Let G be a group of order $p^k$ where p is a prime and k is a positive integer. Let H be a proper subgroup of G and $$N(H) = \{a \in G|aHa^{-1} = H\}.$$ Show that $$N(H) \neq H.$$
I think I need to show that if $N(H) = H$, then $|H|$ will not divide $p^k$, but I have no idea how to show this.
Elementary answer that does not touch on group action or orbit is preferred.
Define an action of $\;H\;$ on $\;X:=H/G:=$ the set of left cosets of $\;H\;$ in $\;G\;$ by left shift:
$$h\cdot xH\mapsto (hx)H$$
Notice that the orbit of $\;1H=H\;$ is fixed by $\;H\;\implies\;|\mathcal O(H)|=1\;$, and since the sum of the sizes of the orbits is $\;|X|\;$ and this number is a power of $\;p\;$ , there must be another orbit which isn't divided by $\;p\;$, and the only option left is that its size is $\;1\;$ , again.
Thus, there exists $\;gH\in X\;,\;\;gH\neq H\iff g\notin H\;$ , such that
$$\forall\,h\in H\;,\;\;hgH=gH\implies H^g:=g^{-1}hgH\le H$$
and since $\;|H^g|=|H|<\infty\;$ , we get equality
$$H^g=H\implies g\in N_G(H)\setminus H\;$$
and we're done since clearly $\;H\le N_G(H)\;$ .
Here's how you do the induction:
Assume that $G$ is the smallest finite $p$-group such that $\exists H < G$ s.t. $N_G(H) = H$ (that is, $G$ is a minimal counterexample).
Now $Z(G) > 1$ as $G$ is a $p$-group.
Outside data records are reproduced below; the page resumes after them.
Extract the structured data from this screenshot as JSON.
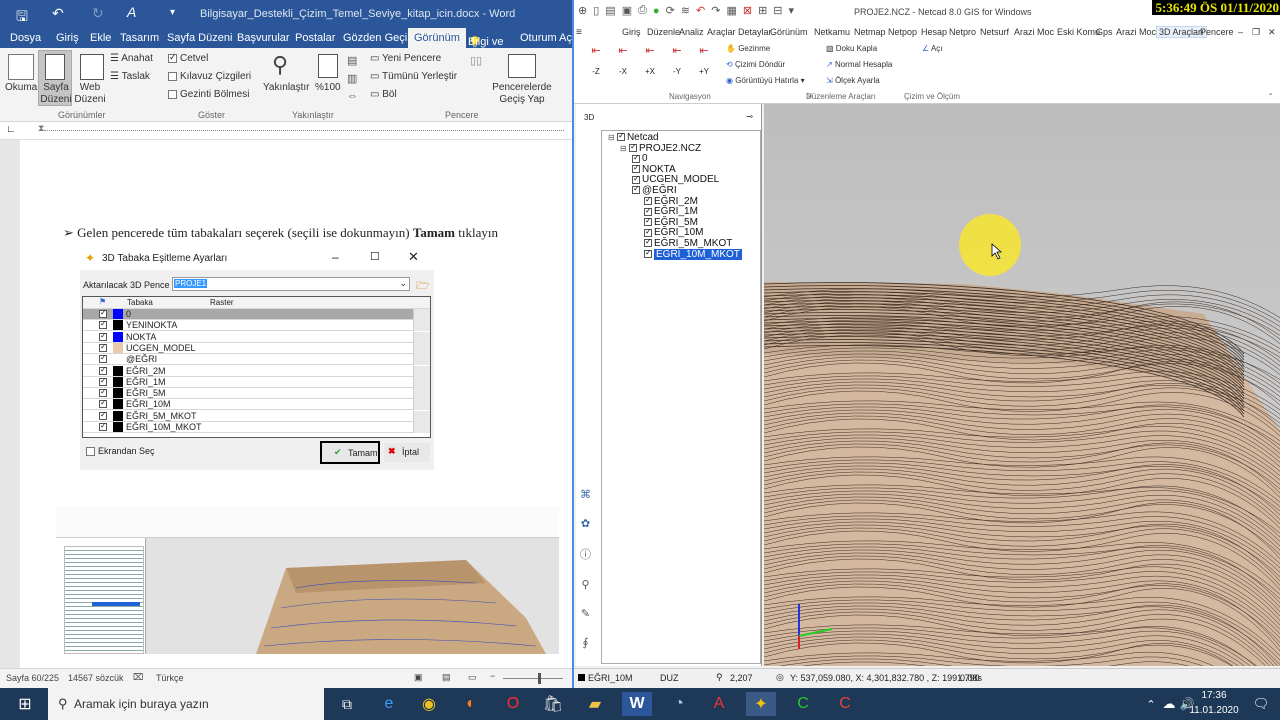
{
  "word": {
    "quick_access": [
      "save-icon",
      "undo-icon",
      "redo-icon",
      "format-icon",
      "customize-icon"
    ],
    "title": "Bilgisayar_Destekli_Çizim_Temel_Seviye_kitap_icin.docx  -  Word",
    "tabs": [
      "Dosya",
      "Giriş",
      "Ekle",
      "Tasarım",
      "Sayfa Düzeni",
      "Başvurular",
      "Postalar",
      "Gözden Geçir",
      "Görünüm",
      "Bilgi ve",
      "Oturum Aç"
    ],
    "active_tab": "Görünüm",
    "ribbon": {
      "okuma_modu": "Okuma Modu",
      "sayfa_duzeni": "Sayfa Düzeni",
      "web_duzeni": "Web Düzeni",
      "anahat": "Anahat",
      "taslak": "Taslak",
      "cetvel": "Cetvel",
      "kilavuz": "Kılavuz Çizgileri",
      "gezinti": "Gezinti Bölmesi",
      "yakinlastir": "Yakınlaştır",
      "yuzde": "%100",
      "yeni_pencere": "Yeni Pencere",
      "tumunu_yerlestir": "Tümünü Yerleştir",
      "bol": "Böl",
      "pencerelerde_gecis": "Pencerelerde Geçiş Yap",
      "groups": [
        "Görünümler",
        "Göster",
        "Yakınlaştır",
        "Pencere"
      ]
    },
    "doc_text_normal": "Gelen pencerede tüm tabakaları seçerek (seçili ise dokunmayın)",
    "doc_text_bold": "Tamam",
    "doc_text_end": "tıklayın",
    "status": {
      "page": "Sayfa 60/225",
      "words": "14567 sözcük",
      "lang": "Türkçe"
    }
  },
  "dialog": {
    "title": "3D Tabaka Eşitleme Ayarları",
    "aktarilacak_label": "Aktarılacak 3D Pence",
    "aktarilacak_value": "PROJE1",
    "col_tabaka": "Tabaka",
    "col_raster": "Raster",
    "rows": [
      {
        "name": "0",
        "color": "#0000ff",
        "selected": true
      },
      {
        "name": "YENINOKTA",
        "color": "#000000",
        "selected": false
      },
      {
        "name": "NOKTA",
        "color": "#0000ff",
        "selected": false
      },
      {
        "name": "UCGEN_MODEL",
        "color": "#e8c9a8",
        "selected": false
      },
      {
        "name": "@EĞRI",
        "color": "#ffffff",
        "selected": false
      },
      {
        "name": "EĞRI_2M",
        "color": "#000000",
        "selected": false
      },
      {
        "name": "EĞRI_1M",
        "color": "#000000",
        "selected": false
      },
      {
        "name": "EĞRI_5M",
        "color": "#000000",
        "selected": false
      },
      {
        "name": "EĞRI_10M",
        "color": "#000000",
        "selected": false
      },
      {
        "name": "EĞRI_5M_MKOT",
        "color": "#000000",
        "selected": false
      },
      {
        "name": "EĞRI_10M_MKOT",
        "color": "#000000",
        "selected": false
      }
    ],
    "ekrandan_sec": "Ekrandan Seç",
    "tamam": "Tamam",
    "iptal": "İptal"
  },
  "netcad": {
    "title": "PROJE2.NCZ - Netcad 8.0 GIS for Windows",
    "clock": "5:36:49 ÖS 01/11/2020",
    "tabs": [
      "Giriş",
      "Düzenle",
      "Analiz",
      "Araçlar",
      "Detaylar",
      "Görünüm",
      "Netkamu",
      "Netmap",
      "Netpop",
      "Hesap",
      "Netpro",
      "Netsurf",
      "Arazi Moc",
      "Eski Komu",
      "Gps",
      "Arazi Moc",
      "3D Araçları",
      "Pencere"
    ],
    "active_tab": "3D Araçları",
    "nav_buttons": [
      "-Z",
      "-X",
      "+X",
      "-Y",
      "+Y"
    ],
    "ribbon": {
      "gezinme": "Gezinme",
      "cizimi_dondur": "Çizimi Döndür",
      "goruntuyu_hatirla": "Görüntüyü Hatırla",
      "doku_kapla": "Doku Kapla",
      "normal_hesapla": "Normal Hesapla",
      "olcek_ayarla": "Ölçek Ayarla",
      "aci": "Açı",
      "groups": [
        "Navigasyon",
        "Düzenleme Araçları",
        "Çizim ve Ölçüm"
      ]
    },
    "panel_title": "3D",
    "tree": [
      {
        "label": "Netcad",
        "indent": 0
      },
      {
        "label": "PROJE2.NCZ",
        "indent": 1
      },
      {
        "label": "0",
        "indent": 2
      },
      {
        "label": "NOKTA",
        "indent": 2
      },
      {
        "label": "UCGEN_MODEL",
        "indent": 2
      },
      {
        "label": "@EĞRI",
        "indent": 2
      },
      {
        "label": "EĞRI_2M",
        "indent": 3
      },
      {
        "label": "EĞRI_1M",
        "indent": 3
      },
      {
        "label": "EĞRI_5M",
        "indent": 3
      },
      {
        "label": "EĞRI_10M",
        "indent": 3
      },
      {
        "label": "EĞRI_5M_MKOT",
        "indent": 3
      },
      {
        "label": "EĞRI_10M_MKOT",
        "indent": 3,
        "selected": true
      }
    ],
    "status": {
      "layer": "EĞRI_10M",
      "mode": "DUZ",
      "zoom": "2,207",
      "coords": "Y: 537,059.080, X: 4,301,832.780 , Z: 1991.790",
      "time": "0.08s"
    }
  },
  "taskbar": {
    "search_placeholder": "Aramak için buraya yazın",
    "time": "17:36",
    "date": "11.01.2020"
  }
}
Naturally $H^z = H \ \forall z \in Z(G)$, hence $Z(G) \leq N_G(H) = H$. Now consider the groups $H/Z(G) < G/Z(G)$. As $Z(G)$ is nontrivial, we have $|G/Z(G)| < |G|$, and thus by induction $N_{G/Z(G)}(H/Z(G)) > H/Z(G)$.
Then prove that if $xZ(G) \in N_{G/Z(G)}(H/Z(G)) \ \setminus \ H/Z(G)$, then $x \in N_G(H) \setminus H$ normalizes $H$. This is a contradiction as $N_G(H) = H$. Thus the assumption must be false, hence no such counterexample exists.